2.1.2 Pengertian Sungai

Sungai dapat didefinisikan sebagai saluran di permukaan bumi yang terbentuk secara alamiah yang melalui saluran itu air dari darat menglir ke laut.Permukaan bumi secara alami mengalami erosi begitu muncul ke permukaan. Salah satu faktor penting penyebab erosi yang bekerja secara terus menerus untuk mengikis permukaan bumi, hingga sama dengan permukaan laut adalah air.Air adalah benda cair yang senantiasa bergerak ke arah tempat yang lebih rendah yang dipengaruhi oleh gradien sungai dan gaya gravitasi bumi.
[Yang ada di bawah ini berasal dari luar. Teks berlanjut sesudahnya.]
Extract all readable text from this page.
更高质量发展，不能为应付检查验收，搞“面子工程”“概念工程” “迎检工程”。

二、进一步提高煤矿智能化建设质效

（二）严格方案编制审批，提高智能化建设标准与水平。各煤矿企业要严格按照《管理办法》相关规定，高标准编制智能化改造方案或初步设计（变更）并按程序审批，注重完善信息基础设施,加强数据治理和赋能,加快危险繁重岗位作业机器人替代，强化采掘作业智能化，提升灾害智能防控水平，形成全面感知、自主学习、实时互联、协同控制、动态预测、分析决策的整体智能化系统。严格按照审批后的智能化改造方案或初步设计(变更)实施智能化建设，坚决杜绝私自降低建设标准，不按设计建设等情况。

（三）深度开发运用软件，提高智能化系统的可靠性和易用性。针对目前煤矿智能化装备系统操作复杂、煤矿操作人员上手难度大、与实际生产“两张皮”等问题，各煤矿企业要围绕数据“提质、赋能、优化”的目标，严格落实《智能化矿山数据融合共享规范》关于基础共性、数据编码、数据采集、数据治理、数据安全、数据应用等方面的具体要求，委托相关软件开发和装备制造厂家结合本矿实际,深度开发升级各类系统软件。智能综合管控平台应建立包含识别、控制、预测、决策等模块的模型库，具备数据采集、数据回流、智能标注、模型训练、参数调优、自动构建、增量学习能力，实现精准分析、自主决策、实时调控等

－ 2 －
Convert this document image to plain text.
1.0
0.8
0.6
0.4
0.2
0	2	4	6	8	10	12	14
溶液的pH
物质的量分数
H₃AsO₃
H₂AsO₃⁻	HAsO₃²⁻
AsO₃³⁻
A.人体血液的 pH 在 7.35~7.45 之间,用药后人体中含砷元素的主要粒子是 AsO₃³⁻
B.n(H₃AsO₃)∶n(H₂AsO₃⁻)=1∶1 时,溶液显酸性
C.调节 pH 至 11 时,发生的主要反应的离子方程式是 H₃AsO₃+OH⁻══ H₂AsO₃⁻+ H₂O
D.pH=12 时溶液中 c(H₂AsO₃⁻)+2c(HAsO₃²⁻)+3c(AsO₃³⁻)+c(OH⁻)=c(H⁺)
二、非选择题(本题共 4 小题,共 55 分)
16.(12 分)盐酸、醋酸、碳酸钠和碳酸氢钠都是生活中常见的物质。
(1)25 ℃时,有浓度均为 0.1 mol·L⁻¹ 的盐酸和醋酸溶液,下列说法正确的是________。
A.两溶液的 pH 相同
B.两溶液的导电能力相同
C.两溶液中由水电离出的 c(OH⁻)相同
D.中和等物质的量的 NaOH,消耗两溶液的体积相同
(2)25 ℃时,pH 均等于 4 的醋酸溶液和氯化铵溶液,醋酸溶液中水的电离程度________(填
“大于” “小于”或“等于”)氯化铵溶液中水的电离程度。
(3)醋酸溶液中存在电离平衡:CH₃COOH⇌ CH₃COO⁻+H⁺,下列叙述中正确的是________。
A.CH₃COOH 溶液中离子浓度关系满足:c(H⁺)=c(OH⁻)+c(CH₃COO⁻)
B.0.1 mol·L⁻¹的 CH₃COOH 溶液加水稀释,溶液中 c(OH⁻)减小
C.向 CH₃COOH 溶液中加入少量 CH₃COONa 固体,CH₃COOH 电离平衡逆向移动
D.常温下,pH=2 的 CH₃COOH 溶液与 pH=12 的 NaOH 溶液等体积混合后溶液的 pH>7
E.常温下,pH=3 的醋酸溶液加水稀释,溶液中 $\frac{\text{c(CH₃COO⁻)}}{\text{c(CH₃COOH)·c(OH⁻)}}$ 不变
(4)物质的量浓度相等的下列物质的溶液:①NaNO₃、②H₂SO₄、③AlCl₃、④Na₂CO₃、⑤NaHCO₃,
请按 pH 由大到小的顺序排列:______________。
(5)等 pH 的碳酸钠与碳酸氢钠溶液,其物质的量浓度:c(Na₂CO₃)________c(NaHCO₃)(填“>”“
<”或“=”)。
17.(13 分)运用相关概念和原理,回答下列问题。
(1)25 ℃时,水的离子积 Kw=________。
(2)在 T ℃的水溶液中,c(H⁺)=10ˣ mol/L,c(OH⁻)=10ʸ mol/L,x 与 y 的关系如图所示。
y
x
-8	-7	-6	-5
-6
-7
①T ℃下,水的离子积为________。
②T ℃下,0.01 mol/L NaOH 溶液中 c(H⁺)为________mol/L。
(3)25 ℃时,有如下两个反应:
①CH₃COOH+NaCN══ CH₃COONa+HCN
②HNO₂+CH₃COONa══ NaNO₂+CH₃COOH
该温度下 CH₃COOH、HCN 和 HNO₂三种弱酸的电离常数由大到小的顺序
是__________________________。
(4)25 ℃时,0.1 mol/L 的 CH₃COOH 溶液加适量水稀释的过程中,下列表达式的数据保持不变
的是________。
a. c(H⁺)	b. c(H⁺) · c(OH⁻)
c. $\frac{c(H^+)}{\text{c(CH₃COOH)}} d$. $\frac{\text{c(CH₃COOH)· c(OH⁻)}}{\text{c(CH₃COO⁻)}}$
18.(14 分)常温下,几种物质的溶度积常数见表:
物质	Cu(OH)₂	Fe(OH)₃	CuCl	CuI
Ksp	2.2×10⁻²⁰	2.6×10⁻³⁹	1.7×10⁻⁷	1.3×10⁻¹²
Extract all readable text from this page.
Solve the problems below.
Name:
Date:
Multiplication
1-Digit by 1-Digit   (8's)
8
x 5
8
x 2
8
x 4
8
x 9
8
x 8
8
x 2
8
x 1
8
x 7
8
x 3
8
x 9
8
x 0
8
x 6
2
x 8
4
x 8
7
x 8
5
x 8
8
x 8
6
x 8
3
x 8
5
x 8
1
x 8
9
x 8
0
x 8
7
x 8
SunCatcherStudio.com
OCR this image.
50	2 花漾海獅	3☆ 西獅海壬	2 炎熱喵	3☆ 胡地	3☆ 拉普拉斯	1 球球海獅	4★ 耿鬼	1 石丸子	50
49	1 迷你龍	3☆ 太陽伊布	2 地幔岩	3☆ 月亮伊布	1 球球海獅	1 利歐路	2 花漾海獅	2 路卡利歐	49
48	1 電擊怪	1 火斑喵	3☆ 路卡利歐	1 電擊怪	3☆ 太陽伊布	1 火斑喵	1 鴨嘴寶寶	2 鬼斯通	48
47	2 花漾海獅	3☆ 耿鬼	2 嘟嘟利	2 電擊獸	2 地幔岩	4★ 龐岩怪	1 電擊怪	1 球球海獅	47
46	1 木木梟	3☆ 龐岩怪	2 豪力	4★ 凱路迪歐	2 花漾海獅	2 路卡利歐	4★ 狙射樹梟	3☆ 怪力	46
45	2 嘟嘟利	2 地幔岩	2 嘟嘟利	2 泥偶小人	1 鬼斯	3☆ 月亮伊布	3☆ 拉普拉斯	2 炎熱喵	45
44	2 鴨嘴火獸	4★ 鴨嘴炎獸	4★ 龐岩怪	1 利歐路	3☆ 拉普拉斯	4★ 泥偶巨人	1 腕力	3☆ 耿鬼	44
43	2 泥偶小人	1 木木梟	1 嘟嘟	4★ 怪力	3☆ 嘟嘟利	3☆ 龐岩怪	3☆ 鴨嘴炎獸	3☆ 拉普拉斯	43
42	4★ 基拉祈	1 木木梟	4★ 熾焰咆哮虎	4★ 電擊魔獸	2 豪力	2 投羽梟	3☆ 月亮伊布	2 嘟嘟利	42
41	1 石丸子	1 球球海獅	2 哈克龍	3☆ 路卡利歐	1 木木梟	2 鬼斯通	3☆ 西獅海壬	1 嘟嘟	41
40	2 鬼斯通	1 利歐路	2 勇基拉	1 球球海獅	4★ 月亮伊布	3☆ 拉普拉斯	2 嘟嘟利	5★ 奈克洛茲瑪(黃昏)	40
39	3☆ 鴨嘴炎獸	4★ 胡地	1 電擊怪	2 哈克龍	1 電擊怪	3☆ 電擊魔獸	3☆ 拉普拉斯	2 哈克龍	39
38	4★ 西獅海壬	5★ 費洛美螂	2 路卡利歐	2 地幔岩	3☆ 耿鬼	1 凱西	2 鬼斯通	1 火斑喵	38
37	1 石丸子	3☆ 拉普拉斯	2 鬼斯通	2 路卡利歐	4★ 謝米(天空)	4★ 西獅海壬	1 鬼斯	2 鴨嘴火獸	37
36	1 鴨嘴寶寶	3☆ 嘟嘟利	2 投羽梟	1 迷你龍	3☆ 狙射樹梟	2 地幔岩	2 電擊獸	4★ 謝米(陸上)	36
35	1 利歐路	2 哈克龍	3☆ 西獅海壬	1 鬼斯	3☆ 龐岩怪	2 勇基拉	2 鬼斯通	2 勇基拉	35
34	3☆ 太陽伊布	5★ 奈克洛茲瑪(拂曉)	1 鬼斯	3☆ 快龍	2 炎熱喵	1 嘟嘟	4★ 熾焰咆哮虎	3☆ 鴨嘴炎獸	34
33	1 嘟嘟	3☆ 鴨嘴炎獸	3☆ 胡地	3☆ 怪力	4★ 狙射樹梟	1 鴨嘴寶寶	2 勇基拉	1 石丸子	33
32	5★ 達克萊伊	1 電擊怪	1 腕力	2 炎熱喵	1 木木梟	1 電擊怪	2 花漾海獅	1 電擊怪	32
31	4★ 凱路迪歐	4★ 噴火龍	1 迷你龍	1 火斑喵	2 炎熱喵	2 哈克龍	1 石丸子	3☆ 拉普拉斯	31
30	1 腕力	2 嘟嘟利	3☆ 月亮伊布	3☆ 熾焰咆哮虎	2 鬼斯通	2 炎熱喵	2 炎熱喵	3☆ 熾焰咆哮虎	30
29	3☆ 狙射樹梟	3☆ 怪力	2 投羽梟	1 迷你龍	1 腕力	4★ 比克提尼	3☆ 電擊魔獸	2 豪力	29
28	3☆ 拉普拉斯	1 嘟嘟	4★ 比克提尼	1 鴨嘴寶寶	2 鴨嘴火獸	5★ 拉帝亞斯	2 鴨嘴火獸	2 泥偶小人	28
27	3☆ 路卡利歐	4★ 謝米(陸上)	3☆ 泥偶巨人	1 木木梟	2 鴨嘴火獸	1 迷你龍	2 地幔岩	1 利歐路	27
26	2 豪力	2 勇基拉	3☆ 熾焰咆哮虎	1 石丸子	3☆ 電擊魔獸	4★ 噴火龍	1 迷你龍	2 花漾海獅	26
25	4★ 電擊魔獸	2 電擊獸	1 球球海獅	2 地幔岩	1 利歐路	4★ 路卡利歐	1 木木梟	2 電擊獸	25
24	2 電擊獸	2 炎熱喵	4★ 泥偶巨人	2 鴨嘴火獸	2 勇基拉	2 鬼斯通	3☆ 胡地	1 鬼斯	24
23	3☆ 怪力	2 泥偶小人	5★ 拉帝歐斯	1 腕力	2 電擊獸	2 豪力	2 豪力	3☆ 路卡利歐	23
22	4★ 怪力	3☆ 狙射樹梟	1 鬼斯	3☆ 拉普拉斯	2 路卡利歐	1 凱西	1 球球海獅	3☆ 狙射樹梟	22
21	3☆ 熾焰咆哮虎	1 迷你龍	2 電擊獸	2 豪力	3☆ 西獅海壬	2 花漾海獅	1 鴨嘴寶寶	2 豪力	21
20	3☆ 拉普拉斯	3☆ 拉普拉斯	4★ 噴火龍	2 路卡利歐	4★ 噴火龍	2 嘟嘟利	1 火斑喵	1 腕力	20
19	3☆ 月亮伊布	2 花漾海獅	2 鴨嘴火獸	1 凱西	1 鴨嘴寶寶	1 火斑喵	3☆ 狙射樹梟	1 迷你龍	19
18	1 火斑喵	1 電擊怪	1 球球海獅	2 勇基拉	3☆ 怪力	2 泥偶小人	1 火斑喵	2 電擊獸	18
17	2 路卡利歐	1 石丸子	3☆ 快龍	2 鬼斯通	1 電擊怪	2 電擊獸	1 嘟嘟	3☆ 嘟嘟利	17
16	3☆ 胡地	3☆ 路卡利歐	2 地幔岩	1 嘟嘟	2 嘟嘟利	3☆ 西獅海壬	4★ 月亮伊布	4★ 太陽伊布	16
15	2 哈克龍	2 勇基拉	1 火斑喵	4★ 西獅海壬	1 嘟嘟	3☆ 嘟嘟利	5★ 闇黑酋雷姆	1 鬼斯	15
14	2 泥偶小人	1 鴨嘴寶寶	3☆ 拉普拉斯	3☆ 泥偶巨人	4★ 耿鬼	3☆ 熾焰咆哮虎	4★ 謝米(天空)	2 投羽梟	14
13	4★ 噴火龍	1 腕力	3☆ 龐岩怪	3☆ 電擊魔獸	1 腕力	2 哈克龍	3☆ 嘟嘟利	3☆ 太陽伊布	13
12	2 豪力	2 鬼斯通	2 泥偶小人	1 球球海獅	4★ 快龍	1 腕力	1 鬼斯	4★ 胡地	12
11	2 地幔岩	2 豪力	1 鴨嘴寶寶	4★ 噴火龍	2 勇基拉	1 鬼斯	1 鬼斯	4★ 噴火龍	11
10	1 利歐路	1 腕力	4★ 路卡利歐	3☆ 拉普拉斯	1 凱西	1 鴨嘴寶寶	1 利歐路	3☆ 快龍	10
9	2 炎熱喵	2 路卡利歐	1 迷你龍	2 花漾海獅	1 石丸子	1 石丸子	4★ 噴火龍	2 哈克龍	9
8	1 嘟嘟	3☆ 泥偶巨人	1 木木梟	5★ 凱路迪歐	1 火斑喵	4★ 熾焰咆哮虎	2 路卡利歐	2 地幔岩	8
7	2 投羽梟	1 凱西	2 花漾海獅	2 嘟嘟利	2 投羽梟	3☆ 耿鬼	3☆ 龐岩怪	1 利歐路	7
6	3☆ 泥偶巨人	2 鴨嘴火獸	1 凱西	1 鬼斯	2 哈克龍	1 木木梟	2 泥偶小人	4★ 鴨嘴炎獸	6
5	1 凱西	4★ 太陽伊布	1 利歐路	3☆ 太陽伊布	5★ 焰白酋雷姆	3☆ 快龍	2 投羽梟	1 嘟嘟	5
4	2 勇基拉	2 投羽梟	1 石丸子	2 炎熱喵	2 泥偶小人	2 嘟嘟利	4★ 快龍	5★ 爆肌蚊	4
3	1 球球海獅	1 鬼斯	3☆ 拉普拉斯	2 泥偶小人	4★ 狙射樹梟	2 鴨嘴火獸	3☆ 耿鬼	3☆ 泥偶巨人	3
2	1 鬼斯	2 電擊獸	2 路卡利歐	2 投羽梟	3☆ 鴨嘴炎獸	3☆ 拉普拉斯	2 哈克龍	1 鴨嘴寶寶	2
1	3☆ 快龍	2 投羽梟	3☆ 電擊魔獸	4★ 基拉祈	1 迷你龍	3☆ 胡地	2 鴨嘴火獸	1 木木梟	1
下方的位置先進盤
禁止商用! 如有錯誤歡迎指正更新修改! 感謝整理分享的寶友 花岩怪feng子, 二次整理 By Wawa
Menurut Sandy (1985), dalam pergerakannya air selain melarutkan sesuatu juga mengikis bumi sehingga akhirnya terbentuklah cekungan dimana air tertampung melalui saluran kecil atau besar yang disebut dengan istilah alur sungai.

Suatu kesatuan wilayah tata air yang terbentuk secara alamiah, dimana air akan mengalir melalui sungai dan anak sungai disebut daerah aliran sungai (DAS). Dalam istilah bahasa inggris disebut Catchment Area, Watershed, atau

River Basin.

Menurut Waryono (2001) bahwa struktur sungai pada hakekatnya merupakan bentuk luar penampang badan sungai yang memiliki karakteristik berbeda pada bagian hulu, tengah, dan hilir. Lebih jauh dikemukakan bahwa bagian dari struktur sungai meliputi badan sungai, tanggul sungai dan bantaran sungai. Forman (1986) menggambarkan struktur koridor sungai secara rinci sebagai berikut pada gambar 2.2.

(16)

Keterangan:

A: Penyangga tepian sungai D: Batas tinggi air semu

B: Dataran Banjir E: Dasar Sungai

C: Badan Sungai F: Vegetasi riparian

Fungsi pokok sungai adalah untuk mengalirkan kelebihan air dari permukaan tanah, sedangkan fungsi lainnya adalah dapat digunakan untuk kesejahteraan manusia, seperti sumber air minum, PLTA, pengairan, transportasi air, untuk meninggikan tanah yang rendah dan mengatur suhu tanah. Menurut peraturan perundangan yang ada, fungsi sungai adalah:

a. Sungai sebagai sumber air yang merupakan salah satu sumber daya alam yang mempunyai fungsi serba guna bagi kehidupan manusia.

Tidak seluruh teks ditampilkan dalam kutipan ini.